Hay días en los que el humilde salón de actos de una biblioteca pública —la José Saramago—, puede convertirse en el lugar donde se quiebra un país. No hace falta un parlamento ni una tribuna de mármol. Basta con cuatro mujeres, sus cuerpos marcados por la enfermedad, y una comunidad dispuesta —por fin— a escuchar. Así ocurrió en Mairena del Aljarafe, donde un encuentro convocado por el círculo local de Podemos, dentro de su programa Ágora callejera y conducido por su portavoz municipal, Pedro Sáiz, acabó siendo algo más grande que una simple charla: fue un espejo, un puñetazo en la mesa, una herida abierta de la sanidad andaluza y de la vida de miles de mujeres que, entre diagnósticos tardíos y burocracias crueles, gritan para no desaparecer.
La mesa estaba ocupada por ellas: Ángela, María José, Chari e Inés. No eran expertas convocadas por un ministerio, ni académicas invitadas a un simposio. Eran algo más importante: eran las protagonistas de una tragedia política convertida en lucha colectiva. Eran la prueba viviente —con cicatrices, prótesis, informes perdidos y miedo— de lo que sucede cuando un sistema sanitario deja de ser un derecho y se convierte en un negocio.
Y junto a ellas, acompañándolas, una asociación entera y una plataforma de activismo: Amama, treinta y un años sosteniendo a mujeres con cáncer de mama. Treinta y un años viendo los fallos del sistema, acompañando a las que recaen, guiando a las que empiezan, enterrando a las que se van. Treinta y un años siendo necesarias donde el Estado ya no llega. Junto a Amama, Marea Blanca.
Ayer, en Mairena, la política se volvió humana y la humanidad se volvió urgente.

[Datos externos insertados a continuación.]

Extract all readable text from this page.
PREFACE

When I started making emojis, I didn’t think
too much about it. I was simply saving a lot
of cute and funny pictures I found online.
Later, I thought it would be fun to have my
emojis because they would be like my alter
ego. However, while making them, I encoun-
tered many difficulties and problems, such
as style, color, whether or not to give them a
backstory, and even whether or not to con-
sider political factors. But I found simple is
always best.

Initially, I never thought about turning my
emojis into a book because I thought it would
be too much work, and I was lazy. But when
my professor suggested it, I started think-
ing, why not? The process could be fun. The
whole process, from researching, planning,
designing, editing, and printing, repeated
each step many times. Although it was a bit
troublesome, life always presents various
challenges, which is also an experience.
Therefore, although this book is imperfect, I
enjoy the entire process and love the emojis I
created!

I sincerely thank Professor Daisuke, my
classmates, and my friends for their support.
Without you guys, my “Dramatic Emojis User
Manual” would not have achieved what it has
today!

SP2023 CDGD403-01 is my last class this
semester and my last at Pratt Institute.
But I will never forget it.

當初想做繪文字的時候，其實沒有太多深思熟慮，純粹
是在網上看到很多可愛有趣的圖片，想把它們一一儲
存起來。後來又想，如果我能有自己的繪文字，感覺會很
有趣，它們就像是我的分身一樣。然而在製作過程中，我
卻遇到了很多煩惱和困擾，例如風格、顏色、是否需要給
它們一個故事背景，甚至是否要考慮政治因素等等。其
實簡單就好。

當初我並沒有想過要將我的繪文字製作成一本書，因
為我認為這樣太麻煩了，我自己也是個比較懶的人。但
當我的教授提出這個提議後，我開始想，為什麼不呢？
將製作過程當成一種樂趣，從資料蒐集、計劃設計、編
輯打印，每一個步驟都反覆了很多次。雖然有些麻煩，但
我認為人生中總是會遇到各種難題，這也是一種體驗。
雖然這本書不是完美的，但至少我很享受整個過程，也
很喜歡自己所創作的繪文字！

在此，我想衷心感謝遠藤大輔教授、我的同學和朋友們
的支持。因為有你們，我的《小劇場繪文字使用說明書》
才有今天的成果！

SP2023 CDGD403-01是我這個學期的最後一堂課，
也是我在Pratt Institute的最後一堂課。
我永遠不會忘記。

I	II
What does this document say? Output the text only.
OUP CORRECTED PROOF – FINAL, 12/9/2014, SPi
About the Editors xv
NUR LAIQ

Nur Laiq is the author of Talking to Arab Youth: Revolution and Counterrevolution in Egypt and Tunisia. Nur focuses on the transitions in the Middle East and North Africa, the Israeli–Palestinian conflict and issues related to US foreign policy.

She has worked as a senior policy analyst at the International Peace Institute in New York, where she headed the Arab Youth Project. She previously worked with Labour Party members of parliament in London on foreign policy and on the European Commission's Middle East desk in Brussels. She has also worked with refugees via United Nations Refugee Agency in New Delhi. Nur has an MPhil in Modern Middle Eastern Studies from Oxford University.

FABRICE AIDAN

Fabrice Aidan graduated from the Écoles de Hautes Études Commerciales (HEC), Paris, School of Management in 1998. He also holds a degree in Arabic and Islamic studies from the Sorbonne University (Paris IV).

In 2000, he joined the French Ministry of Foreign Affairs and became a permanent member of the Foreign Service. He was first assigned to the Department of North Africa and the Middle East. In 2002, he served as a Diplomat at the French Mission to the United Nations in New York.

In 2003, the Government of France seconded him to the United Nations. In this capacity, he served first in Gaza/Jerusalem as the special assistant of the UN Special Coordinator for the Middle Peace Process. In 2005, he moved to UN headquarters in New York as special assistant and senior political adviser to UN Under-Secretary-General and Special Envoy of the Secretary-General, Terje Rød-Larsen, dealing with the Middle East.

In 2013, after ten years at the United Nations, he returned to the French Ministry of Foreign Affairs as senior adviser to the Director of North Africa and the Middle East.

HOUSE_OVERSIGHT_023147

Cuando el Estado abandona, hablan las mujeres
La tarde comenzó con intervenciones institucionales breves, casi simbólicas. Pedro Delgado, edil de Salud Comunitaria, habló del papel de los cuidados y del ensañamiento de un sistema que criminaliza a quienes denuncian sus fallos. Laura Pérez, concejala de Igualdad, lanzó una pregunta que retumbó durante toda la sesión:
¿Qué tiene que ver el desmantelamiento de la sanidad pública con la desigualdad de género?
La respuesta apareció sola, entre las líneas de las historias que vendrían después. No hacía falta teoría feminista para entenderlo. Bastaba con escuchar.
Porque el cáncer de mama, recordaba Laura, es la primera causa de muerte por tumores en mujeres en Andalucía. Y porque cuando la administración falla, cuando un sistema de cribados se desmorona, cuando la sanidad pública se adelgaza para que engorde la privada, las que mueren —literalmente— son ellas.
Violencia institucional. Violencia médica. Violencia burocrática. Violence de género, aunque algunos se nieguen a pronunciarlo.
Y tras ese preámbulo, llegó lo que todos esperaban. La verdad cruda. La verdad sin adornos. La verdad que ha sido intentada tapar con comunicados fríos, excusas técnicas y acusaciones políticas.
La verdad que solo pueden contar quienes la han sufrido en la piel.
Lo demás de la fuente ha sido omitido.